Но, как свидетельствует опыт, слово может сломить железо. Черчилль закончил, пришла очередь русского. На конференции не было иной минуты, когда бы напряжение достигло такого предела, как сейчас. Надо было дождаться этой минуты, чтобы осознать: конференция в Ялте собралась, чтобы прежде всего решить этот вопрос, более трудного дела не будет… Русский уже говорил. Нет, он пока не намерен возражать Черчиллю. Наоборот, он готов даже с ним согласиться. Вот англичанин сказал, что для британского правительства вопрос о Польше является вопросом чести. Русским делегатам это понятно. Для них это вопрос не только чести, но и безопасности. Польша – не просто пограничная страна, она своеобразный коридор, которым в Россию шел враг. За последние тридцать лет немцы прошли этим коридором дважды. Почему это удавалось врагу столь легко? В немалой степени и потому, что Польша была слаба. Коридор не может быть закрыт извне русскими силами, он может быть закрыт изнутри самими поляками. Именно поэтому Советская страна заинтересована в создании мощной и независимой Польши. Русский обратился к сравнению чрезвычайному.

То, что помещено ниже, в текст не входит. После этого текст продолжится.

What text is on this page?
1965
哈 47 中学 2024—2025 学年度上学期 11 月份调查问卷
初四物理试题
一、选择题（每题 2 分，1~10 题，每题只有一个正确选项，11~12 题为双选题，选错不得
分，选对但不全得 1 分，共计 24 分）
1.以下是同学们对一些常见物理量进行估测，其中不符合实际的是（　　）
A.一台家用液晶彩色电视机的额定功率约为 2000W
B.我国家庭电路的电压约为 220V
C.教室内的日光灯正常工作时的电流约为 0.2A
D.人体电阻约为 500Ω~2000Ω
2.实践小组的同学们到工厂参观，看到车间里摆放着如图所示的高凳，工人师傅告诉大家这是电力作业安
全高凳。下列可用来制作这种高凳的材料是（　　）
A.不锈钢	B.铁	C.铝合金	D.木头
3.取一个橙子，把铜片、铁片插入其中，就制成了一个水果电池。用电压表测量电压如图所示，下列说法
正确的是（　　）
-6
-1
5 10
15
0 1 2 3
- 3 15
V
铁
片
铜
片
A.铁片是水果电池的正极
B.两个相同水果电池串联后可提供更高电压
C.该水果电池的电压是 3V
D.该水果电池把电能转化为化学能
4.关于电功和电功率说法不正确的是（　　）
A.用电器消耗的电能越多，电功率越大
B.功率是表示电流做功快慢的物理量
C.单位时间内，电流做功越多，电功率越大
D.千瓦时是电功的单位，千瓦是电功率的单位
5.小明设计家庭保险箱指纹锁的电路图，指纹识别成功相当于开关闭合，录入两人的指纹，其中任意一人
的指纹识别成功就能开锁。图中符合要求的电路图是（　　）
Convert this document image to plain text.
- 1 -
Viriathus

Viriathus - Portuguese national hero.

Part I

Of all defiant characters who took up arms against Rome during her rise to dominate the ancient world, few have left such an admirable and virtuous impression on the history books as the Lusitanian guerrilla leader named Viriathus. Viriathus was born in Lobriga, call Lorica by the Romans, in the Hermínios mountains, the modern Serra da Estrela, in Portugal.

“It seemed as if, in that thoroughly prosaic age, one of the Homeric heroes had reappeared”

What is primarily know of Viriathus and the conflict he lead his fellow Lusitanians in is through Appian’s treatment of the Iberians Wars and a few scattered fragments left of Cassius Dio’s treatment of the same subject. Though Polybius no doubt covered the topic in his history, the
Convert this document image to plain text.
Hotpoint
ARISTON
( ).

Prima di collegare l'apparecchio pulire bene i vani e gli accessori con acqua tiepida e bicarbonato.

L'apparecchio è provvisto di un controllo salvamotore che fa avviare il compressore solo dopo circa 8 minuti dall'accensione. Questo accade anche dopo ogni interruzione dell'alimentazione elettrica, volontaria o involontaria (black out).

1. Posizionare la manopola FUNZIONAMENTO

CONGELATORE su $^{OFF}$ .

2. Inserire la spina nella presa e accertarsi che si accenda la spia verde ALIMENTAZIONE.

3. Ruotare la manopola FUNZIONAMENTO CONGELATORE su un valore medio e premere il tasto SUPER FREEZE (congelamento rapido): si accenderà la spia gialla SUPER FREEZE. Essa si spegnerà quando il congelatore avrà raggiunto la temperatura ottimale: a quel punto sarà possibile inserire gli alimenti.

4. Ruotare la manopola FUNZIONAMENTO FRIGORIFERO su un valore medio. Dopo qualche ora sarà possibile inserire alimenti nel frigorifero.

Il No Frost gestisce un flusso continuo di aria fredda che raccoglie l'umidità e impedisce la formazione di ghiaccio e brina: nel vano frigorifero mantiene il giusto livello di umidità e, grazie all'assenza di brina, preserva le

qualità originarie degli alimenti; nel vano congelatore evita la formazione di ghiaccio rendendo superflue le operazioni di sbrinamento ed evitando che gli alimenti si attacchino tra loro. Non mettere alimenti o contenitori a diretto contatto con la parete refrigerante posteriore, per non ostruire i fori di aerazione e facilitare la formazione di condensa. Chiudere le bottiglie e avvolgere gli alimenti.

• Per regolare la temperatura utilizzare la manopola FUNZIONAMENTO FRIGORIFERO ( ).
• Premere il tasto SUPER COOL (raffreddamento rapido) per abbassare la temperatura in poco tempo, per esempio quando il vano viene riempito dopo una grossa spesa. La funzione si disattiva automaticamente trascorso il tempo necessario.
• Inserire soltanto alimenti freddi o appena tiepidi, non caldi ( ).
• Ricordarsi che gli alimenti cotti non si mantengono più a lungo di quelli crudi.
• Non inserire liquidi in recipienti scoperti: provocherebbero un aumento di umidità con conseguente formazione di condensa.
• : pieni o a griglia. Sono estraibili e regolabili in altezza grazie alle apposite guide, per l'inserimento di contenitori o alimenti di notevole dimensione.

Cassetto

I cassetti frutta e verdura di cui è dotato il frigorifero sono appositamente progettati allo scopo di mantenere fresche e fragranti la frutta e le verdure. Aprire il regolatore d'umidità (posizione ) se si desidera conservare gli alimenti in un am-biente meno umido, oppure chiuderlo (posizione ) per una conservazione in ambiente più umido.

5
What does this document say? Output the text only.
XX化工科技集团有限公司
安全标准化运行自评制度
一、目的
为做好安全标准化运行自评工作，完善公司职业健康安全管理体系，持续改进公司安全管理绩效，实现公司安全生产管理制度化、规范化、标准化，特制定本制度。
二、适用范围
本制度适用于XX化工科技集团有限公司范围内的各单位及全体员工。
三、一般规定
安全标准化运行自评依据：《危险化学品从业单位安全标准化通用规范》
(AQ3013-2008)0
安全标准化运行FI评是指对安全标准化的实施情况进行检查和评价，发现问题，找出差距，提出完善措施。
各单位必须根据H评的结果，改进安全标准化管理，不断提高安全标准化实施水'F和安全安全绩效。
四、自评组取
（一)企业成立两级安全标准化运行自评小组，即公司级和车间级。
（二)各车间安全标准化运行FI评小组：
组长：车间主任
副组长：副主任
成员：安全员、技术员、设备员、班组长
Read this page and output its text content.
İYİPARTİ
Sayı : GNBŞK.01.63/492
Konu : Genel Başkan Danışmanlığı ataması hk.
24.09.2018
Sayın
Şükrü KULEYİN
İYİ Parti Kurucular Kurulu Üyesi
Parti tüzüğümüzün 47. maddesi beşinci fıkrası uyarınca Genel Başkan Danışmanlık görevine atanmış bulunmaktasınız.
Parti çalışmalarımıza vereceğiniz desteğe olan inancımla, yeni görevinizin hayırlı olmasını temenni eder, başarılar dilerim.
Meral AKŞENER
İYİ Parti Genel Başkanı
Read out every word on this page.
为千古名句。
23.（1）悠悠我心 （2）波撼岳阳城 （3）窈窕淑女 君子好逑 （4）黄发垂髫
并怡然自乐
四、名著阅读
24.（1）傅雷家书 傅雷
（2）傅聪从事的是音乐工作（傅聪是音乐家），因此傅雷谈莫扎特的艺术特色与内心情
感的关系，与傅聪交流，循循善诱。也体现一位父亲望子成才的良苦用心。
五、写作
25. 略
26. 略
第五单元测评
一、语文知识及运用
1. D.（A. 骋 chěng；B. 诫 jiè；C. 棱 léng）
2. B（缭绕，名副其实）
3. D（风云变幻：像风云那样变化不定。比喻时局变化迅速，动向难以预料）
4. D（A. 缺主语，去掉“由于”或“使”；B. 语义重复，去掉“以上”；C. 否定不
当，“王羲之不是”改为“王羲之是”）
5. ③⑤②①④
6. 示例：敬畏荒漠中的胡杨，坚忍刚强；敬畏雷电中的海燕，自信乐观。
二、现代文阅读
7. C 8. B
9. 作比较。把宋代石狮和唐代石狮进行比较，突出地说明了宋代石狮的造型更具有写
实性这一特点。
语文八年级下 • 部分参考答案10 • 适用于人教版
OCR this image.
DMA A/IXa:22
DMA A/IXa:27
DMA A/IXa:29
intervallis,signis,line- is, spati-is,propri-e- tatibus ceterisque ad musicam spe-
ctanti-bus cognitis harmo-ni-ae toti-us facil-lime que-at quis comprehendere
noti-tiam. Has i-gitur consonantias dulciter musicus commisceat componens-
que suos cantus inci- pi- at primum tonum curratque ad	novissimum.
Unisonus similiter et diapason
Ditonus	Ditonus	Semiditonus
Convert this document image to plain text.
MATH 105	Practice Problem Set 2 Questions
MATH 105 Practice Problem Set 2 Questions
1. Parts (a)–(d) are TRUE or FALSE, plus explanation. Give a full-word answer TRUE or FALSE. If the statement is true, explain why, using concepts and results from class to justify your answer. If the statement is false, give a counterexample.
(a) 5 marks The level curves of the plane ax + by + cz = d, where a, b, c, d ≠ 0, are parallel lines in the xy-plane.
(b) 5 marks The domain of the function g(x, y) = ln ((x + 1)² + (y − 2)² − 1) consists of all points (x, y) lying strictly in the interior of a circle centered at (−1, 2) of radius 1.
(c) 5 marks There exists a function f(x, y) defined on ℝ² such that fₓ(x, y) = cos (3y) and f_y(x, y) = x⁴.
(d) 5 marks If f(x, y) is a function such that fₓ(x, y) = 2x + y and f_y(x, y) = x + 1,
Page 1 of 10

Он сказал, что вопрос о Польше – это вопрос жизни и смерти для Советского государства.
Что же касается того, какое польское правительство можно считать дружественным Советской стране, а какое враждебным, то он, русский делегат, хотел бы коснуться одного вопроса, однако говорить об этом он будет уже как военный. Нет, он не предал гласности записи, заключенные в упомянутой папке, а всего лишь процитировал их, сопроводив нещедрым, но достаточно грозным комментарием. Что он как военный требует от страны, освобожденной Красной Армией? Он требует только одного: чтобы она обеспечила порядок в тылу Красной Армии. В Польше сегодня действуют две силы: варшавское правительство и так называемые силы внутреннего сопротивления, за которыми стоят лондонские поляки. Варшавское правительство делает все, чтобы помочь советским войскам, а от рук лондонских агентов пало двести двенадцать солдат и офицеров Красной Армии. Все, что сказал русский дальше, прямо проистекало из сказанного: если так будет продолжаться впредь, то мы обратимся к мерам крайним – расстрел тех, кто повинен в гибели наших солдат, не исключается. Как ни грозно было сказанное, последние слова речи являли известную выдержку. «Покой и порядок в тылу – одно из условий наших успехов. Это понимают не только военные, но даже не военные».
Кому была адресована последняя фраза? Возможно, Рузвельту. Он был меньше остальных военным. Кстати, эта фраза могла быть обращена к нему и по существу: от его позиции зависел исход спора. Рузвельт уловил это, предложив перенести разговор на завтра.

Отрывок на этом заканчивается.